Whith Chromium derivated browsers the alignment is slightly shifted, unfortunately this cannot be patched on our side

How To
  • Query section (1) Pasting the sequencing
    • Copy the sequences (in fasta format) in the "Query" section.
    • The fasta format is absolutely mandatory
    • Some controls are done for usual corrections, but the software do not manage odds.
    • You can give a name to your batch.
    • TB-DB
  • Query section (2) Choosing the sequence database
    • You must choose the database corresponding to the gene that you have sequenced from the menu
  • Running MUBII
    • Click the [Run now and wait] button
    • You get the result in a new page
  • Running the verification step
    • Click the [Run now and wait] button
    • Do not enter anything nor choosing a database
    • Click the [Run the PPF now and wait] button on this control page
  • Interpreting MUBII results
    • Nucleic point of view
      • The result appears in a new html page embedding the presentation of the DNA and protein alignments, along with the sequence of the wild-type strain.
      • The first section of the result pages concerns the nucleotide sequence. This section shows the DNA alignment of the query against the wild-type sequence and highlights mutations.
      • TB-DB
      • When mutations are detected, alerts are printed to point out the position and the type of the mutation, its status (already described or unknown, therapeutic relevance), and situations like frameshift.

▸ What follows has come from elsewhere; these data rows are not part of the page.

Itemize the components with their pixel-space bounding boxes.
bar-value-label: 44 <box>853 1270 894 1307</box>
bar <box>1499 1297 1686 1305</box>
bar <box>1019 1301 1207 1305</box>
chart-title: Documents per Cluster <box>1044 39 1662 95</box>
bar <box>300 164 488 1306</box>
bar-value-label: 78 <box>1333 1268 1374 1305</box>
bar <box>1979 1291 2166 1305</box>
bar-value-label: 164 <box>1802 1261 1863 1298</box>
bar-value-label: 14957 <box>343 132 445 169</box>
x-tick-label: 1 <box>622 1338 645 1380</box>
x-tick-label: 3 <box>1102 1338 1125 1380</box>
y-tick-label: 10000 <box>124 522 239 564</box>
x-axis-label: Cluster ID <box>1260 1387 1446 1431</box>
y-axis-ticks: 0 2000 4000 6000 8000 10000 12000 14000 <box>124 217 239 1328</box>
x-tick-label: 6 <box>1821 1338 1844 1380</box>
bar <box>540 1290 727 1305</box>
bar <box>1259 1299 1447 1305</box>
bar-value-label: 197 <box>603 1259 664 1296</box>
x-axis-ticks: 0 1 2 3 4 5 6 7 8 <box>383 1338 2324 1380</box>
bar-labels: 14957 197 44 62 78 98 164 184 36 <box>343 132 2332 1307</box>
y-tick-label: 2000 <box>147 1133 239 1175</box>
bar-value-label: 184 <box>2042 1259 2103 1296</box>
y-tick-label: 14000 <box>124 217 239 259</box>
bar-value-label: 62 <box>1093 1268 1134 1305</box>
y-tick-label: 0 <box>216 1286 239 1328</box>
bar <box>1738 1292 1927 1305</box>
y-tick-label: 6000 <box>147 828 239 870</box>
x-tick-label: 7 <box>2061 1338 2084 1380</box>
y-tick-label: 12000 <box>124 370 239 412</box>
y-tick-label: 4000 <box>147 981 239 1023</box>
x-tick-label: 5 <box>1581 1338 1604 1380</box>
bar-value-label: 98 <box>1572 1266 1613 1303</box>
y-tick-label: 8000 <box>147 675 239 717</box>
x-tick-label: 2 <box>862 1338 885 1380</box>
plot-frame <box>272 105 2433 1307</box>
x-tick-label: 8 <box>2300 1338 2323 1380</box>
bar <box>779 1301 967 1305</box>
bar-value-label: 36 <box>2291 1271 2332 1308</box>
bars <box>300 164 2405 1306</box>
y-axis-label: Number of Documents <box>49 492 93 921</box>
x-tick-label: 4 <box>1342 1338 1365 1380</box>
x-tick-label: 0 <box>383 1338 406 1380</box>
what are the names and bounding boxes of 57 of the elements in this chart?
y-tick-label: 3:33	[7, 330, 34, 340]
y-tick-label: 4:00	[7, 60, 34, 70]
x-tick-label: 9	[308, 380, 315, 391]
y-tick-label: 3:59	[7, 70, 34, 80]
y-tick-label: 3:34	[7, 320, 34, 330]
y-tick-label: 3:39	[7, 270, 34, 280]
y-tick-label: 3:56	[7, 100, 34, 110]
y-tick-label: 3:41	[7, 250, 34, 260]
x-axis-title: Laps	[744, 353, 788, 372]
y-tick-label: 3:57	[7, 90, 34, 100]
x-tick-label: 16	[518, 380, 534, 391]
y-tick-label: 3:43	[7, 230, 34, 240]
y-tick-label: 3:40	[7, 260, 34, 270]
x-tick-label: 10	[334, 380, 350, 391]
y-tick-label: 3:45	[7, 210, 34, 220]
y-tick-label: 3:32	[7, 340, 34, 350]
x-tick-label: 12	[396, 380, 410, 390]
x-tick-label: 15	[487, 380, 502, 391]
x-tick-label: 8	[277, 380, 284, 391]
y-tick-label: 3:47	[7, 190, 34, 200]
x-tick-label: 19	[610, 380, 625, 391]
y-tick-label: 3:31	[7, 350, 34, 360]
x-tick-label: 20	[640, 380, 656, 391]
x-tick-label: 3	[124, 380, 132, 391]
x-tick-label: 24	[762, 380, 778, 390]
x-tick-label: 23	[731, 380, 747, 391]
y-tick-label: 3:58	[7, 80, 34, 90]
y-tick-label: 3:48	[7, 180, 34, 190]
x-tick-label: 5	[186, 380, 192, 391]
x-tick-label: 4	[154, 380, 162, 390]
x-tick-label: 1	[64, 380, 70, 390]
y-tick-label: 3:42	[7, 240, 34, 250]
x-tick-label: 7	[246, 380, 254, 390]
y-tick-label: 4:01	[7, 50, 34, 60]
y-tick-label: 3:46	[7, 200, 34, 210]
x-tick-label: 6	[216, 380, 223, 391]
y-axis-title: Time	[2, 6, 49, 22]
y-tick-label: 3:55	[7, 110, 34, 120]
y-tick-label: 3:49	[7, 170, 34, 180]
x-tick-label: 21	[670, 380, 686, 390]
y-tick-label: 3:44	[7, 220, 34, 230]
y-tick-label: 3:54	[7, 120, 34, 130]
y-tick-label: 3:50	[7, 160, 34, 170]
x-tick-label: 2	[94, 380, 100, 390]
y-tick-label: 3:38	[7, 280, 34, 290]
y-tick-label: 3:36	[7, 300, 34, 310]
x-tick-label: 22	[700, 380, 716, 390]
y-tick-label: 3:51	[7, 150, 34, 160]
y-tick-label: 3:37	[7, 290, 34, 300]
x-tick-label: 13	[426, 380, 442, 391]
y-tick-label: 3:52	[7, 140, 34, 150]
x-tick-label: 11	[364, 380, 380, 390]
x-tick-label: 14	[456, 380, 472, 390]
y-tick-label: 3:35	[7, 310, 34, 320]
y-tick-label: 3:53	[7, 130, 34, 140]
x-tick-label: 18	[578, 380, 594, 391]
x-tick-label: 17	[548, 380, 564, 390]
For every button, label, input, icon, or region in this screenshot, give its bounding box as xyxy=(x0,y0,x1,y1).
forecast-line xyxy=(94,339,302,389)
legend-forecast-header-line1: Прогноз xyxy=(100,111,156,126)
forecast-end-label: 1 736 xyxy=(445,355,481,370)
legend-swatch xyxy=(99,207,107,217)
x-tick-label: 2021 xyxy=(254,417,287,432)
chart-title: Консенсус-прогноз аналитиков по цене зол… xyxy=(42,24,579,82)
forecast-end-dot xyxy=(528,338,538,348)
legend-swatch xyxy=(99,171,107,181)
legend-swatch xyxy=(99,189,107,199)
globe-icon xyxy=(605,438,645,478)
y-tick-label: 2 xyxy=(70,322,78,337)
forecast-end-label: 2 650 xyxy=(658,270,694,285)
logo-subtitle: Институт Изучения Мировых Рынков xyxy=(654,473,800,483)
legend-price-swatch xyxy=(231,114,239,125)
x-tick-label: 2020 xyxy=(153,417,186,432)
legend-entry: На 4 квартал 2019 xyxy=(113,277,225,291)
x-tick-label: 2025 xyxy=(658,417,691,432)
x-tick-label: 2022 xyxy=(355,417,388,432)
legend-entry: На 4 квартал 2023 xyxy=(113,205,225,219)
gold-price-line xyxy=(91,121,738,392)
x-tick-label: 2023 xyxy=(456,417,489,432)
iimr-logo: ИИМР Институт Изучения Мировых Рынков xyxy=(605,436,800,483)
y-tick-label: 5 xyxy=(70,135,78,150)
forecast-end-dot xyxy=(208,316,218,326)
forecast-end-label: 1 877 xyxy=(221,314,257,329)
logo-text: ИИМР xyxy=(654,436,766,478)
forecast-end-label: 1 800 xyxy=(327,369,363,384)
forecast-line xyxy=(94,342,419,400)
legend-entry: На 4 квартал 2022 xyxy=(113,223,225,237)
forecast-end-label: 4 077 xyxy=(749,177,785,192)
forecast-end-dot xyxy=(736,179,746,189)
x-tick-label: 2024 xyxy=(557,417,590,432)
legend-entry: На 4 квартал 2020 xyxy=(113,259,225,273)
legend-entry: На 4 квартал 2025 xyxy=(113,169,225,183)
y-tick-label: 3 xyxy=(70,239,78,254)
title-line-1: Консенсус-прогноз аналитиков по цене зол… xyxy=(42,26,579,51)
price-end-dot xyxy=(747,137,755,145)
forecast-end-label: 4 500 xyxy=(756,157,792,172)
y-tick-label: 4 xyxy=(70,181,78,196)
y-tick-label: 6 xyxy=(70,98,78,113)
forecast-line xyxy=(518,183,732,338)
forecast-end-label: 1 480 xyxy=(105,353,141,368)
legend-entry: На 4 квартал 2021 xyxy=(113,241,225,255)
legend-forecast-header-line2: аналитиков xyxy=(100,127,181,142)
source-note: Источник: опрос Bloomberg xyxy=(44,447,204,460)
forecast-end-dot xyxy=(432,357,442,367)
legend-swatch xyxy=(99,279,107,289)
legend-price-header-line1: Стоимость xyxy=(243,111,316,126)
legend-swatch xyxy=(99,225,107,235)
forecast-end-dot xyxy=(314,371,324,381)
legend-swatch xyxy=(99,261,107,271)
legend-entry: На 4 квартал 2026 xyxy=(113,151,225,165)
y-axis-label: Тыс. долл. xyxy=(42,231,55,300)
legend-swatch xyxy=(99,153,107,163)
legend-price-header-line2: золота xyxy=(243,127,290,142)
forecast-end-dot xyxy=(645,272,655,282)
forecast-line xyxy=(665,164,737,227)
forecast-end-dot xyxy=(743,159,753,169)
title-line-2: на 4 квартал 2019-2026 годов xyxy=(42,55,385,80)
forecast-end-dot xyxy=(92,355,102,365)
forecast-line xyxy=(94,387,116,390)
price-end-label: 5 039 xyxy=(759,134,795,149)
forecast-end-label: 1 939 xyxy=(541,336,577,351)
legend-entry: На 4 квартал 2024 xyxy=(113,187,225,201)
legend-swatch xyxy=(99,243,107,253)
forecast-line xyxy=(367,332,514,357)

      • At the end of this section, the name of the best matching sequence in the BLAST of the query against the reconstructed database of mutated sequences is shown. Access to the whole BLAST results is also possible.
      • Because only a few strains of M. tuberculosis carry double mutations, the database contains only singly-mutated sequences.

    • Proteic point of view
      • The second section concerns the protein corresponding to the nucleic core sequence.
      • TB-DB
      • This section shows the peptide-level alignment of the query against the wild-type sequence and the position of mutations.
      • The alignment is deduced from the nucleic alignment and highlights the mutations and the observed changes in case of frameshift.
      • In this last case, as the gaps are not introduced, the picture shows the actual changes observed in the query.
      • When a stop-codon mutation is created a specific alert is highlighted and the protein is shown in its shortened version.